Premessa. Il Comune di Pavia, prima con l’ordinanza del 23 Ottobre 2014 e poi con il Regolamento approvato con la deliberazione di C.C. n. 10/2018, ha disciplinato limiti orari e distanziometro nel Comune di Pavia. Si prevede, in particolare, che il gioco sia consentito dalle ore 10:00 alle ore 13:00 e dalle ore 18:00 alle ore 23:00.
Una concessionaria per la gestione del gioco lecito tramite apparecchi ha presentato ricorso al TAR Lombardia avverso tali restrizioni al gioco. In primo grado il ricorso è stato dichiarato inammissibile, ritenendo i giudici che tale concessionaria ricorrente, non gestendo direttamente punti di gioco, non sia portatrice di posizione giuridica differenziata dal resto della collettività.
La legittimazione ad agire. Il Consiglio di Stato, con la sentenza 1674/2024 (riformando quella del TAR) riconosce, invece, la legittimazione ad agire della concessionaria. Infatti, dice il Collegio in appello, la concessionaria si avvaleva di società controllate per la concreta gestione delle sale giochi, che risultavano essere un mero veicolo per l’esercizio dell’attività propria della controllante, che dunque “esercita essa stessa, seppur per il tramite di soggetti controllati, l’attività di gestione del gioco lecito, di cui risulta concessionaria”.

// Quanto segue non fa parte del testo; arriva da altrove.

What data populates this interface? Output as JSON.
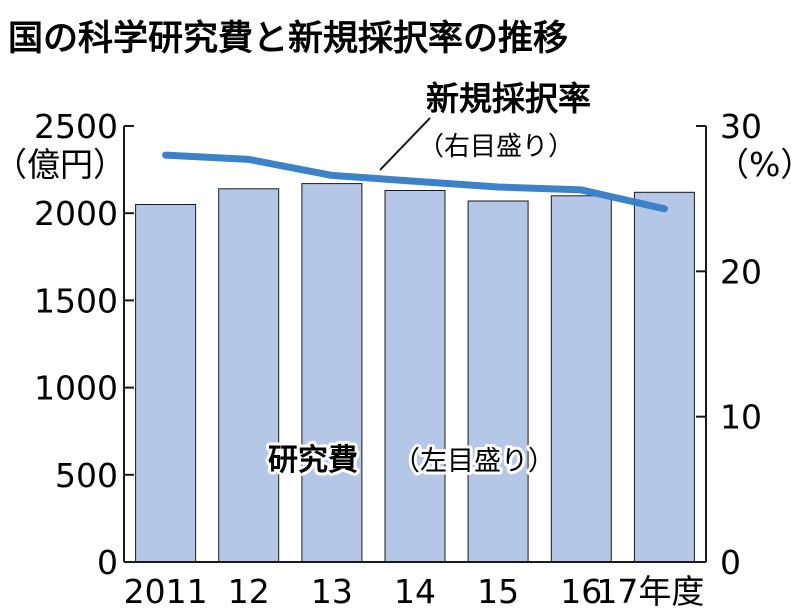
{
  "title": "国の科学研究費と新規採択率の推移",
  "chart_data": {
    "type": "bar",
    "categories": [
      "2011",
      "12",
      "13",
      "14",
      "15",
      "16",
      "17年度"
    ],
    "series": [
      {
        "name": "研究費",
        "axis": "left",
        "mark": "bar",
        "values": [
          2050,
          2140,
          2170,
          2130,
          2070,
          2100,
          2120
        ]
      },
      {
        "name": "新規採択率",
        "axis": "right",
        "mark": "line",
        "values": [
          28.0,
          27.7,
          26.6,
          26.2,
          25.8,
          25.6,
          24.3
        ]
      }
    ],
    "left_axis": {
      "unit": "（億円）",
      "ticks": [
        "0",
        "500",
        "1000",
        "1500",
        "2000",
        "2500"
      ],
      "ylim": [
        0,
        2500
      ]
    },
    "right_axis": {
      "unit": "（%）",
      "ticks": [
        "0",
        "10",
        "20",
        "30"
      ],
      "ylim": [
        0,
        30
      ]
    },
    "labels": {
      "line_title": "新規採択率",
      "line_axis_note": "（右目盛り）",
      "bar_title": "研究費",
      "bar_axis_note": "（左目盛り）"
    },
    "colors": {
      "bar": "#b4c7e7",
      "bar_stroke": "#1a1a1a",
      "line": "#3b82c9",
      "axis": "#1a1a1a"
    },
    "grid": false
  }
}
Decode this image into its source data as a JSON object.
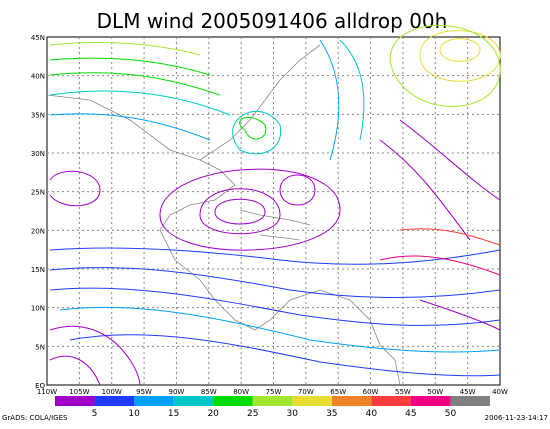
{
  "title": "DLM wind 2005091406 alldrop 00h",
  "lat_labels": [
    "45N",
    "40N",
    "35N",
    "30N",
    "25N",
    "20N",
    "15N",
    "10N",
    "5N",
    "EQ"
  ],
  "lon_labels": [
    "110W",
    "105W",
    "100W",
    "95W",
    "90W",
    "85W",
    "80W",
    "75W",
    "70W",
    "65W",
    "60W",
    "55W",
    "50W",
    "45W",
    "40W"
  ],
  "colorbar": {
    "labels": [
      5,
      10,
      15,
      20,
      25,
      30,
      35,
      40,
      45,
      50
    ],
    "colors": [
      "#a000c8",
      "#1e3cff",
      "#00a0ff",
      "#00c8c8",
      "#00dc00",
      "#a0e632",
      "#e6dc32",
      "#f08228",
      "#fa3c3c",
      "#f00082",
      "#808080"
    ]
  },
  "footer_left": "GrADS: COLA/IGES",
  "footer_right": "2006-11-23-14:17"
}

I limiti al gioco introdotti dal Comune di Pavia. Ritenuto così esistente l’interesse ad agire dell’appellante, i giudici di Palazzo Spada respingono nel merito le doglianze della concessionaria. In primo luogo, non vanno annullati i provvedimenti comunali per asserito contrasto con l’Intesa: essa ha, infatti, natura non vincolante visto che non è stata recepita dal Ministro dell’economia e delle finanze.

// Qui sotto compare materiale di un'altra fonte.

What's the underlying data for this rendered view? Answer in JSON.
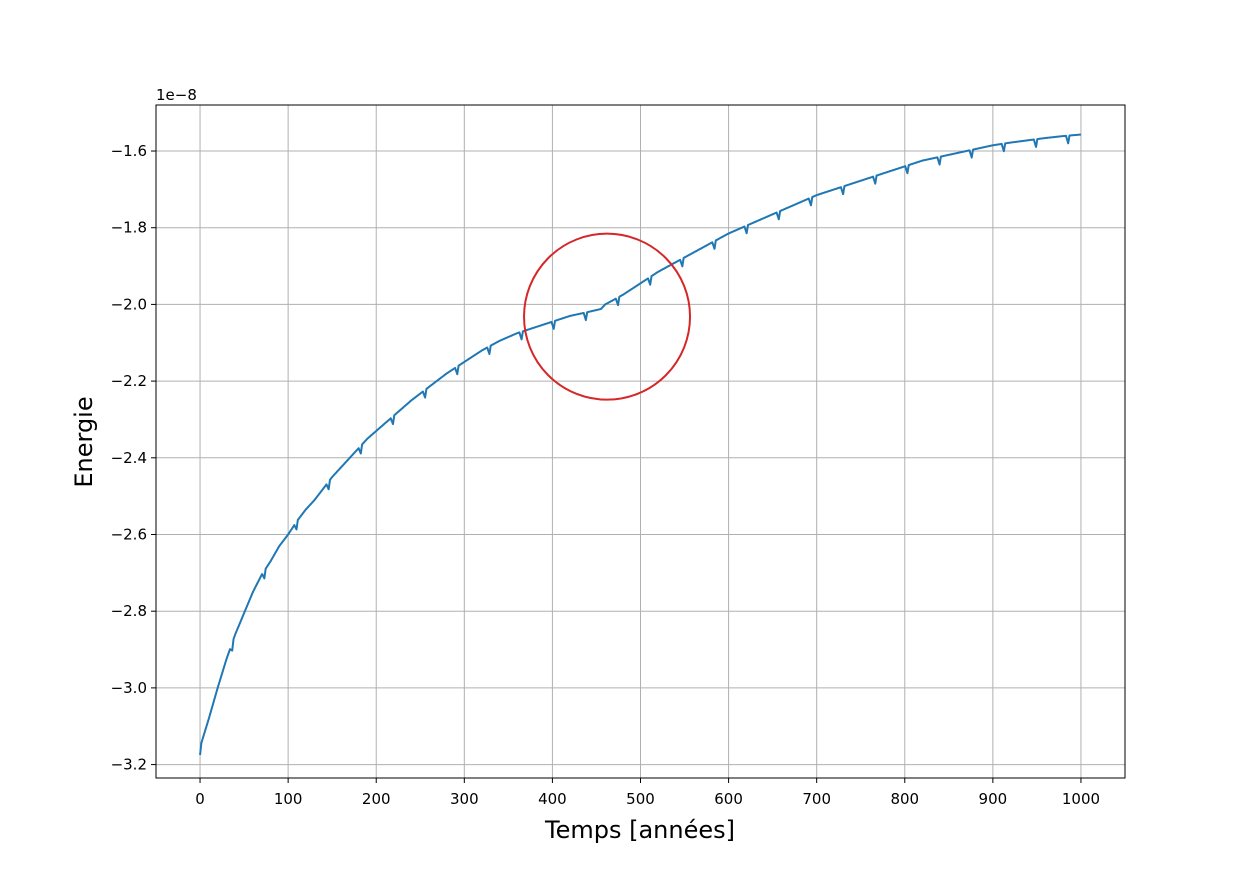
{
  "chart_data": {
    "type": "line",
    "title": "",
    "xlabel": "Temps [années]",
    "ylabel": "Energie",
    "y_offset_label": "1e−8",
    "xlim": [
      -50,
      1050
    ],
    "ylim": [
      -3.235,
      -1.48
    ],
    "y_scale_factor": 1e-08,
    "x_ticks": [
      0,
      100,
      200,
      300,
      400,
      500,
      600,
      700,
      800,
      900,
      1000
    ],
    "x_tick_labels": [
      "0",
      "100",
      "200",
      "300",
      "400",
      "500",
      "600",
      "700",
      "800",
      "900",
      "1000"
    ],
    "y_ticks": [
      -3.2,
      -3.0,
      -2.8,
      -2.6,
      -2.4,
      -2.2,
      -2.0,
      -1.8,
      -1.6
    ],
    "y_tick_labels": [
      "−3.2",
      "−3.0",
      "−2.8",
      "−2.6",
      "−2.4",
      "−2.2",
      "−2.0",
      "−1.8",
      "−1.6"
    ],
    "grid": true,
    "legend": "none",
    "series": [
      {
        "color": "#1f77b4",
        "x": [
          0,
          10,
          20,
          30,
          40,
          50,
          60,
          70,
          80,
          90,
          100,
          110,
          120,
          130,
          140,
          150,
          160,
          170,
          180,
          190,
          200,
          220,
          240,
          260,
          280,
          300,
          320,
          340,
          360,
          380,
          400,
          420,
          440,
          455,
          460,
          480,
          500,
          520,
          540,
          560,
          580,
          600,
          620,
          640,
          660,
          680,
          700,
          720,
          740,
          760,
          780,
          800,
          820,
          840,
          860,
          880,
          900,
          920,
          940,
          960,
          980,
          1000
        ],
        "y": [
          -3.155,
          -3.08,
          -3.0,
          -2.925,
          -2.86,
          -2.805,
          -2.75,
          -2.705,
          -2.67,
          -2.63,
          -2.6,
          -2.565,
          -2.535,
          -2.51,
          -2.48,
          -2.45,
          -2.425,
          -2.4,
          -2.375,
          -2.35,
          -2.33,
          -2.29,
          -2.25,
          -2.215,
          -2.18,
          -2.15,
          -2.12,
          -2.095,
          -2.075,
          -2.06,
          -2.045,
          -2.03,
          -2.02,
          -2.012,
          -2.0,
          -1.975,
          -1.945,
          -1.915,
          -1.89,
          -1.865,
          -1.84,
          -1.815,
          -1.795,
          -1.775,
          -1.755,
          -1.735,
          -1.715,
          -1.7,
          -1.685,
          -1.67,
          -1.655,
          -1.64,
          -1.625,
          -1.615,
          -1.605,
          -1.595,
          -1.585,
          -1.578,
          -1.572,
          -1.566,
          -1.561,
          -1.557
        ]
      }
    ],
    "annotations": [
      {
        "shape": "circle",
        "center_x": 462,
        "center_y": -2.032,
        "color": "#d62728"
      }
    ]
  }
}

Infondato è, inoltre, anche il vizio d’istruttoria lamentato dall’operatore. Il provvedimento, secondo i giudici, è fondato su “un’analisi accurata del fenomeno ludopatico nel territorio del Comune di Pavia, anche con particolare riferimento alla comunità giovanile”. Non rileva, inoltre, la circostanza che la maggior parte dei dati si riferisca al 2013 (anno antecedente alla prima ordinanza): spiegano i giudici, infatti, che “ma la circostanza che nei successivi anni il quadro sia leggermente migliorato conferma, invece che smentire, l’efficacia delle limitazioni apportate e la necessità di mantenerle a fronte della perduranza del fenomeno”.